Name Your Favourite 'Forever Stock'
In the letters mentioned above, Nick Sleep tells a story about how relatively early in his career he attended a cocktail party in New York populated by investment professionals. At this party he asked one fund manager what his largest holding was. The fund manager when asked the question refused to say which seemed to Nick at the time to be rude. Having thought about the answer for a year Nick realised that this was in fact the highest quality answer he could have received. The reason for this being that although a fund manager should have complete conviction in their investment process, they can’t control how a company behaves as businesses evolve, executives change and mistakes may be made. Highlighting a favourite stock reduces the ability to react objectively to developments. Having said that, if I have to name one company, I would of course say Murray Income Trust.
What Would You Never Invest In?
Call me old-fashioned but I struggle to understand the appeal of cryptocurrencies other than for nefarious or extremely speculative purposes so I wouldn’t invest in them.
Growth or Value?
I’m going to say ‘quality’ because it offers the potential to take the most appealing aspects of both growth and value and combine those together. To my mind investing in good quality companies is searching for those companies that make high returns on capital, benefit from sustainable competitive advantages and long-term structural growth prospects, and making sure not to overpay.
House or Pension?
On the basis that this is perhaps a question about retirement planning (i.e., capital doesn’t need to be accessed before retirement), I think a pension on the basis that it can provide diversified exposure to different asset classes which can compound over time and attract tax relief. One of the benefits of property is that it can be mortgaged to enhance equity returns but one of the benefits of the investment trust structure is the ability to also amplify returns by adopting some leverage which, over time, should be beneficial.
Crypto: Brilliant or Bad?
As per the above: bad.
What Can be Done to Improve Diversity in Fund Management?
Unfortunately, there wouldn’t appear to be a handy silver bullet to answer the question and diversity can mean different things to different people but some factors that might well be helpful include ensuring that diversity is present at the top of an organisation, that diversity is celebrated throughout a company and that hiring policies and information about the fund management industry attract and educate a broad range of candidates.
Have You Ever Engaged With a Company and Been Particularly Proud (or Disappointed) in the Outcome?
In 2019, I spent a lot of time looking at the governance of a then FTSE 100 company called NMC Healthcare and in particular the members of its Audit Committee and its statutory auditor. My findings raised serious concerns about the governance of the company and the risks that this engendered which was far from a widely held view at the time. The research culminated in a meeting with the Joint Chairman and Senior Independent Director of NMC Healthcare who were unable to assuage my worries. At the time we were one of the largest shareholders in the company and were able to sell our holding before a significant fraud was discovered the following year and the company ended up in administration and the shares being worthless.
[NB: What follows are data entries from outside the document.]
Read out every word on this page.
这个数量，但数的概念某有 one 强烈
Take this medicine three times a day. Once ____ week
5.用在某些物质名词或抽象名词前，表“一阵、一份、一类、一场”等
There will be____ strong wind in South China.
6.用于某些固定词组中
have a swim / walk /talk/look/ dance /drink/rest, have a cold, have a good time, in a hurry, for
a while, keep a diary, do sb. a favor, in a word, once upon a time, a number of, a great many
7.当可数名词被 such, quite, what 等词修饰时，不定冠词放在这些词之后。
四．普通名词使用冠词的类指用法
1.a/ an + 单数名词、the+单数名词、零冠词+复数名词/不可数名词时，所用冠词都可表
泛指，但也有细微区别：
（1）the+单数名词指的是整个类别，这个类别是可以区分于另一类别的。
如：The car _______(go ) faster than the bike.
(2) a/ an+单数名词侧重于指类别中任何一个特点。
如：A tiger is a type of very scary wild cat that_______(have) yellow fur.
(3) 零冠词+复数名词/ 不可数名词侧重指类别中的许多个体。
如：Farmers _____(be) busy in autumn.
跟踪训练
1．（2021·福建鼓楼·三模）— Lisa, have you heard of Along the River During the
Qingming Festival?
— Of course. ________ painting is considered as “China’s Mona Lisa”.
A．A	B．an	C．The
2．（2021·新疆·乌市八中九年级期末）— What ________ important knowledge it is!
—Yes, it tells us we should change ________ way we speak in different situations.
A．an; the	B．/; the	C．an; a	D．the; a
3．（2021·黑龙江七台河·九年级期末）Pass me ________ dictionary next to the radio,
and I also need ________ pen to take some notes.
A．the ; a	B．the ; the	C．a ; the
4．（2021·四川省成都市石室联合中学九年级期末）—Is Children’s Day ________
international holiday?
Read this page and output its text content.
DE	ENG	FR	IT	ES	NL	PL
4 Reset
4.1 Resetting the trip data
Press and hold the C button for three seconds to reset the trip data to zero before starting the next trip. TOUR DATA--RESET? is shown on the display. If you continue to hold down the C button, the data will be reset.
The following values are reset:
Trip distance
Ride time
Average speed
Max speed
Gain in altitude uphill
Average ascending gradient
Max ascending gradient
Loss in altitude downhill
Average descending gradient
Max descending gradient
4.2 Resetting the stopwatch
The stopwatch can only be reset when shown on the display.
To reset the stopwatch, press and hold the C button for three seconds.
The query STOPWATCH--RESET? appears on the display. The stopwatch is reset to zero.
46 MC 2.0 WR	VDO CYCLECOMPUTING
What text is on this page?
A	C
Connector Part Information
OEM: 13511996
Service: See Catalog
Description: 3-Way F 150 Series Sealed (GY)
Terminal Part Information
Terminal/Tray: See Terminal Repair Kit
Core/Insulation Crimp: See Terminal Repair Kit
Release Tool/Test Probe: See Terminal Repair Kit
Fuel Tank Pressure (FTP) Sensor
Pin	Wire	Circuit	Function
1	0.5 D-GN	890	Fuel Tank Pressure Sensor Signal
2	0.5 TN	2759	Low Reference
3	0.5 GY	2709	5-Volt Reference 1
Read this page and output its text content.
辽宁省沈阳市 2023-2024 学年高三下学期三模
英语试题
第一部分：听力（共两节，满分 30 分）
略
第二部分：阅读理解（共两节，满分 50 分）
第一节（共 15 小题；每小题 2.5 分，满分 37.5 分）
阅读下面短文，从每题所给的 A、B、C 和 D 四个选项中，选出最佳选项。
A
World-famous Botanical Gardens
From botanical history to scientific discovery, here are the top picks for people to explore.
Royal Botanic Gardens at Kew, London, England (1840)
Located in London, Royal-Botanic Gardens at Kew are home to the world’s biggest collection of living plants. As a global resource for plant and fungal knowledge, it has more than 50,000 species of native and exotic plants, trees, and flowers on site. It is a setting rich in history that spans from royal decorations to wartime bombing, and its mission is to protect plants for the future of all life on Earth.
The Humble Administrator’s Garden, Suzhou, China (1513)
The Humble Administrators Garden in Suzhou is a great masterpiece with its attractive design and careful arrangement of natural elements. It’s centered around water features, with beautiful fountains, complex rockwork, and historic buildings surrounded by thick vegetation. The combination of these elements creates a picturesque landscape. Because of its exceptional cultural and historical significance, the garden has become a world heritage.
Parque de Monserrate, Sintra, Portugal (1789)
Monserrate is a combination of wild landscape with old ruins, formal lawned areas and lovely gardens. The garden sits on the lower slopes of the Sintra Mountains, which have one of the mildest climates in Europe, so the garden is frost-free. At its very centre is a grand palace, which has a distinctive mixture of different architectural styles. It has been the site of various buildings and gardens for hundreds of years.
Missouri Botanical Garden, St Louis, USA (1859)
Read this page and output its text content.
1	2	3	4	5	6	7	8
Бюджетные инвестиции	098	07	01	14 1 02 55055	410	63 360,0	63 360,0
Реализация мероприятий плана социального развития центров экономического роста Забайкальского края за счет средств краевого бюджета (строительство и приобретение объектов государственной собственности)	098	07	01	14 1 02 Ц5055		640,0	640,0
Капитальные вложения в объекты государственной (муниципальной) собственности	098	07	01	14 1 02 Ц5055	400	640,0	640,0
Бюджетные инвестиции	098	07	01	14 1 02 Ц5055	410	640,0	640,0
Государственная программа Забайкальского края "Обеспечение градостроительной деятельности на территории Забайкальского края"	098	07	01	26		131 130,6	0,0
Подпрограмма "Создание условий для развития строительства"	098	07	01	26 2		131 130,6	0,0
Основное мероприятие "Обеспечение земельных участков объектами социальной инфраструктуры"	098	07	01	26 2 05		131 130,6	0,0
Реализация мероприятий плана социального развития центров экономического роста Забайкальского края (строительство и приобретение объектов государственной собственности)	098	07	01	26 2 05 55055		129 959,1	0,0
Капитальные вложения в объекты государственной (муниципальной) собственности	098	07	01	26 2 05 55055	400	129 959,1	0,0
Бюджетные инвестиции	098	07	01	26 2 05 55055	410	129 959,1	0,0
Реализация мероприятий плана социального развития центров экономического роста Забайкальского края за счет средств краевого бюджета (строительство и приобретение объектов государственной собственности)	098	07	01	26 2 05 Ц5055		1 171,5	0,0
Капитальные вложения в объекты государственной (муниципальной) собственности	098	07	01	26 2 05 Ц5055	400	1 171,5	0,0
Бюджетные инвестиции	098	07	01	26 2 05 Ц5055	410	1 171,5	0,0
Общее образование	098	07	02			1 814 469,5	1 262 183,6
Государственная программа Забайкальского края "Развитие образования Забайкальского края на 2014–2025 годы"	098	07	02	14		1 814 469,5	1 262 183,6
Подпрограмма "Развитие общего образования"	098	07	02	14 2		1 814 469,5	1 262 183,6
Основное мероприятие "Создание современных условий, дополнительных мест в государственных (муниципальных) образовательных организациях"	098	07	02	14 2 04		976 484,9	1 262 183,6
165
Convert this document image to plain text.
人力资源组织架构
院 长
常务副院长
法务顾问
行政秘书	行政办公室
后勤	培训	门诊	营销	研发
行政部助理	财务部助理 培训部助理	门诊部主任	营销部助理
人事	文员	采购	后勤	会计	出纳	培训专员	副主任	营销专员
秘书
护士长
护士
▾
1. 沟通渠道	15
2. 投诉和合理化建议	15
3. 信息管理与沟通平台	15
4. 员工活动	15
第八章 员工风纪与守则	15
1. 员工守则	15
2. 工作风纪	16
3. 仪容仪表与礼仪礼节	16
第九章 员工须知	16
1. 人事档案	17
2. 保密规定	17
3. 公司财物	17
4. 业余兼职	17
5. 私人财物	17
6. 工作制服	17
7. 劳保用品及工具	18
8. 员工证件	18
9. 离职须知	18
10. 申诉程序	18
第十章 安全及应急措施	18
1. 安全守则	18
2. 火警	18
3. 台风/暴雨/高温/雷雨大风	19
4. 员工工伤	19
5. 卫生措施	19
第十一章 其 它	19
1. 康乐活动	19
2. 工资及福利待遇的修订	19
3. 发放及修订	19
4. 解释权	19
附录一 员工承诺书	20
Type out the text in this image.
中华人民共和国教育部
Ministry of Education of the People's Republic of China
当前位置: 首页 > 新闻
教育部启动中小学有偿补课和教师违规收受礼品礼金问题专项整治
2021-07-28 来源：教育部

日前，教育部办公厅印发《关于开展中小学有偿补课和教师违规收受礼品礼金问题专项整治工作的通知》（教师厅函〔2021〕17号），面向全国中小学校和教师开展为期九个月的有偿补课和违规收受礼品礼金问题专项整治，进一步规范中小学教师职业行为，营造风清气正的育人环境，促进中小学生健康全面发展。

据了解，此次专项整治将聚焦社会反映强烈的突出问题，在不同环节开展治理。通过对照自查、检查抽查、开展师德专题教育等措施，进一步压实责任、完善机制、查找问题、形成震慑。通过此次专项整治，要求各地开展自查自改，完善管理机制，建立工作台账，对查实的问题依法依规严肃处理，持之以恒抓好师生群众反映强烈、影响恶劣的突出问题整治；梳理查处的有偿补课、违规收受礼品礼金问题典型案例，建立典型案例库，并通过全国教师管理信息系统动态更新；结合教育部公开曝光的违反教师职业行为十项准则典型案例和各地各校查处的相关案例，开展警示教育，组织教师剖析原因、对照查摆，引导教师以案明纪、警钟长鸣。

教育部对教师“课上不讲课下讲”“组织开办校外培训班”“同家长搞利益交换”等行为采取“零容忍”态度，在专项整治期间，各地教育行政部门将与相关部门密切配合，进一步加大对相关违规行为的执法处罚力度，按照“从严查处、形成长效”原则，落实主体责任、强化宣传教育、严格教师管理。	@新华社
What's The Best Bit of Advice You’ve Ever Been Given?
From an investment perspective it would simply be ‘never underestimate the ability of debt to undermine the value of equity’.
What Would You Be if You Weren’t a Fund Manager?
I think I’ve been incredibly fortunate to pursue a career that provides new challenges and fascinating insights every day. If not a fund manager perhaps I might have been an accountant with a focus on the charities sector.